What is a Genome Neighborhood Network?
While sequence homology alone may be sufficient to allow correct assignment of protein function in some cases, the combination of sequence homology and genome neighborhood analysis may increase the confidence of these predictions for bacterial and fungal proteins as the sequence identity decreases. Because the genes that encode metabolic pathways in bacteria and fungi often are colocalized in the genome, analysis of the genome neighborhood for an uncharacterized enzyme may provide insights into its in vivo activity and in vivo metabolic function.
For efficient regulation of transcription, bacterial and fungal genes often organized in operons and/or gene clusters. An operon may contain several genes under the transcriptional regulation of a single promoter. Their gene products, usually enzymes, constitute a metabolic pathway. In the example below, the product of Enzyme A is the substrate for Enzyme B, which produces a product that is the substrate for Enzyme C. If the functions of Enzyme A and Enzyme C are known, but the function of Enzyme B is unknown, the colocation of their genes can provide insights into the possible function of Enzyme B. Enzyme B most likely catalyzes a reaction that utilizes the product of Enzyme A to generate the substrate for Enzyme C.
Figure 1. Genome context may allow prediction of a metabolic pathway.
Sometimes genes that encode the enzymes in a pathway are organized in neighboring clusters of two or more transcriptional units that are controlled by the same transcriptional regulator. Their gene products may be similarly analyzed to deduce biochemical pathways and the functions of unknown proteins.
Using the sequences in an input Sequence Similarity Network (SSN) as queries, the Genome Neighborhood Network (GNN) organizes the proteins encoded by the genome neighborhood for each query sequence according to Pfam family. Unlike manual analysis of individual genome neighborhoods, which can be extremely time-consuming when conducted on more than a handful of genes, EFI-GNT can rapidly acquire and organize genome neighborhood information for thousands of query genes in a high throughput fashion. Because the genome contexts for orthologous enzymes (same in vitro activity and in vivo metabolic function) often are not conserved phylogenetically, the large-scale collection and organization of genome context enabled by EFI-GNT may allow the identification of the enzymes in metabolic pathways that are not co-organized in the user’s “target” organism.
The GNNs generated by EFI-GNT identify the protein families (using Pfam-defined homology-based classifications) that are encoded by the genes proximal to genes that encode the proteins in the input/query SSN dataset. The identities of these families often provide valuable information about the types of reactions catalyzed by the genome neighbors.
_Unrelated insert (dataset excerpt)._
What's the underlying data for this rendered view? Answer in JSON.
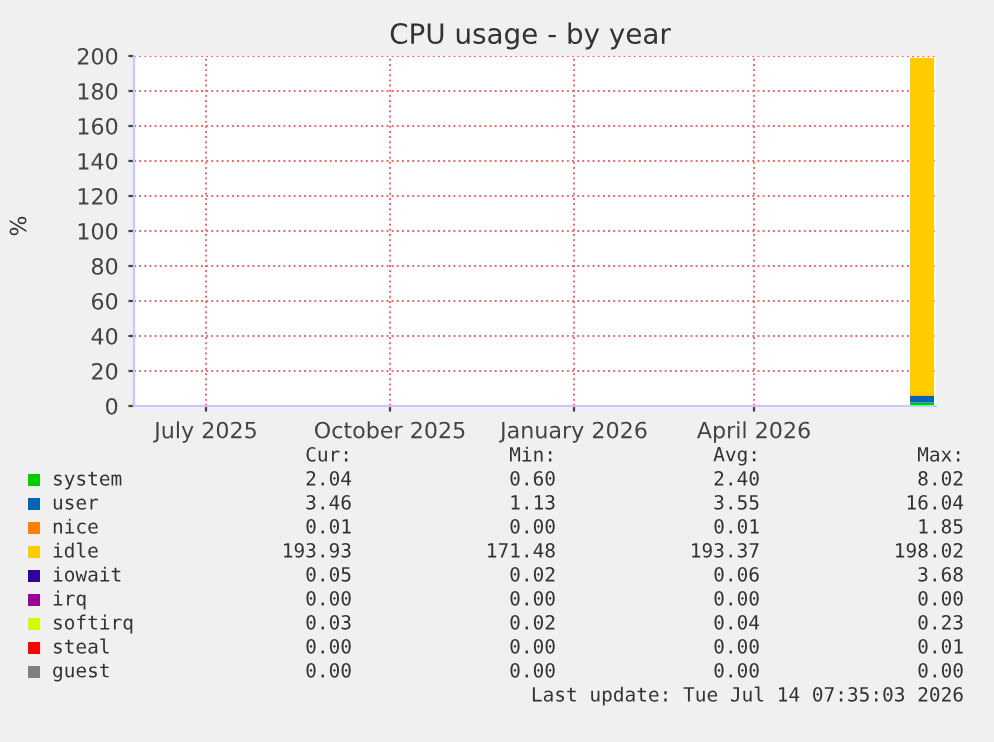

Two formats for the GNN information are provided:
1. Each SSN cluster with queries that found neighbors is depicted as the hub-node in a cluster in the GNN; the identities of the Pfam families of the neighbors are depicted as the spoke-nodes. This format enables identification of potential pathway members that are functionally linked to the query sequences in the cluster and, with the identities of the Pfam families, inference of the reactions in the pathway. In this format, “over-fractionation” of the SSN may result in the identification of incomplete pathways, i.e., the power of the large-scale analysis is that phylogenetically diverse genome organizations can be identified for orthologues. Synergistic interpretation of both formats may allow this situation to be identified.
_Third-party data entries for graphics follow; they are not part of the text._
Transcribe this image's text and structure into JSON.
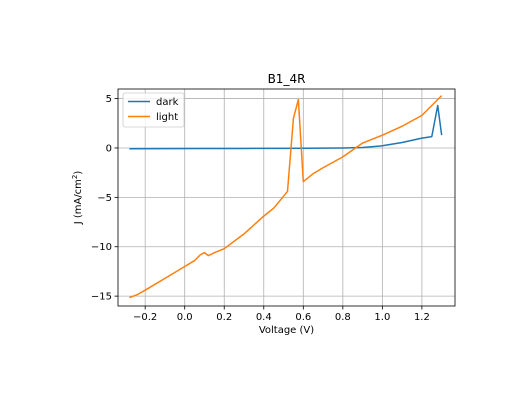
{
  "chart_data": {
    "type": "line",
    "title": "B1_4R",
    "xlabel": "Voltage (V)",
    "ylabel": "J (mA/cm²)",
    "ylabel_base": "J (mA/cm",
    "ylabel_sup": "2",
    "ylabel_end": ")",
    "xlim": [
      -0.3375,
      1.3675
    ],
    "ylim": [
      -16.0,
      5.97
    ],
    "xticks": [
      -0.2,
      0.0,
      0.2,
      0.4,
      0.6,
      0.8,
      1.0,
      1.2
    ],
    "xtick_labels": [
      "−0.2",
      "0.0",
      "0.2",
      "0.4",
      "0.6",
      "0.8",
      "1.0",
      "1.2"
    ],
    "yticks": [
      -15,
      -10,
      -5,
      0,
      5
    ],
    "ytick_labels": [
      "−15",
      "−10",
      "−5",
      "0",
      "5"
    ],
    "grid": true,
    "legend_position": "upper-left",
    "series": [
      {
        "name": "dark",
        "color": "#1f77b4",
        "points": [
          [
            -0.28,
            -0.08
          ],
          [
            -0.1,
            -0.07
          ],
          [
            0.1,
            -0.06
          ],
          [
            0.3,
            -0.05
          ],
          [
            0.5,
            -0.04
          ],
          [
            0.7,
            -0.02
          ],
          [
            0.8,
            0.0
          ],
          [
            0.9,
            0.05
          ],
          [
            1.0,
            0.22
          ],
          [
            1.1,
            0.55
          ],
          [
            1.2,
            1.0
          ],
          [
            1.25,
            1.15
          ],
          [
            1.28,
            4.3
          ],
          [
            1.3,
            1.3
          ]
        ]
      },
      {
        "name": "light",
        "color": "#ff7f0e",
        "points": [
          [
            -0.28,
            -15.15
          ],
          [
            -0.24,
            -14.85
          ],
          [
            -0.2,
            -14.4
          ],
          [
            -0.1,
            -13.2
          ],
          [
            0.0,
            -12.0
          ],
          [
            0.05,
            -11.4
          ],
          [
            0.08,
            -10.8
          ],
          [
            0.1,
            -10.6
          ],
          [
            0.12,
            -10.9
          ],
          [
            0.15,
            -10.6
          ],
          [
            0.2,
            -10.2
          ],
          [
            0.3,
            -8.7
          ],
          [
            0.4,
            -6.9
          ],
          [
            0.45,
            -6.1
          ],
          [
            0.52,
            -4.4
          ],
          [
            0.55,
            3.0
          ],
          [
            0.575,
            4.9
          ],
          [
            0.6,
            -3.4
          ],
          [
            0.65,
            -2.6
          ],
          [
            0.7,
            -2.0
          ],
          [
            0.8,
            -0.9
          ],
          [
            0.9,
            0.5
          ],
          [
            1.0,
            1.3
          ],
          [
            1.1,
            2.2
          ],
          [
            1.2,
            3.3
          ],
          [
            1.3,
            5.3
          ]
        ]
      }
    ]
  }
}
2. Each neighborhood Pfam family that was found is depicted as the hub-node in a cluster in the GNN; the identities of the SSN clusters with queries that “found” neighbors in the family are depicted as the spoke-nodes in the cluster. This format enables an assessment of whether the clusters in the query SSN are isofunctional, i.e., if multiple clusters find the same Pfam family, the SSN may be “over-fractionated” so that orthologues are found in multiple clusters. Or, the Pfam family may contain members with different functions that are found by different clusters in the input SSN.
The GNNs from both formats can be filtered using Cytoscape to extract information involving specific Pfam families and/or specific query clusters from the input SSN: given the large-scale nature/amount of information in a GNN, simplification often is desirable. However, the considerable utility of GNNs is made possible by the large amount of information that is accessible to the user.